Round two 

25 April 2008

Murdoch attacks BBC over iPlayer

We’ve already had Peter Bazalgette attack the BBC’s public service dominance in a speech this week, so I suppose it just had to be the case that one of the Murdoch boys (in this case, James) should want to “have a go” (so to speak) as well.

Sometimes you get the impression that James (and Rupert) Murdoch would still be upset with the BBC if they still only offered one channel of 405-line television from Alexandra Palace, and there’s the danger that people won’t treat them seriously since they are now starting to sound like a stuck record on this issue.

But what does he exactly mean when claiming that the BBC’s iPlayer is “squashed other competitors”? There’s Apple’s iTunes, YouTube and BitTorrent downloads together with games consoles now also offering (or are about to offer) movie downloads that provide far more than just BBC content, so there must be another reason for this statement.

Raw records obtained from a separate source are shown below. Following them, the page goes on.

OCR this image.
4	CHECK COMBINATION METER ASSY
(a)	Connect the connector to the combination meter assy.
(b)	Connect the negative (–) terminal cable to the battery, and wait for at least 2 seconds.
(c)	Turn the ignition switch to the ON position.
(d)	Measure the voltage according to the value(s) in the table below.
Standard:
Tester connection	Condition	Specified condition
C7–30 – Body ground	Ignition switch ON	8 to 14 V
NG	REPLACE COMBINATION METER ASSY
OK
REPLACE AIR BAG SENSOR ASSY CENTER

All things considered, it’s probably the fact that the iPlayer has successfully promoted the concept of obtaining TV content online as opposed via to the traditional broadcast medium to the mass market before the Murdoch clan has prepared a proper response to this long term threat to their lucrative subscription model.

The fact that BSkyB in the UK doesn’t offer that much in original content beyond live events, movies and US imports is probably a key point to consider; these three things can potentially be offered by their original content providers online as opposed to via satellite TV and the traditional BSkyB subscription model.

You don’t have to have a Sky subscription anymore to watch a movie with the advent of iTunes, and it’s only a matter of time before the majority of sporting events can be easily viewed online via some means. And as for Sky One, there’s only Gladiators and a forthcoming attempt at a Blake’s 7 revival that are currently headline news.

Take all these things into consideration and BSkyB is now starting to look vulnerable in the longer term. And the successful launch of iPlayer – with Project Kangeroo soon to follow – has just made that time draw even closer.

No wonder James Murdoch is sounding worried.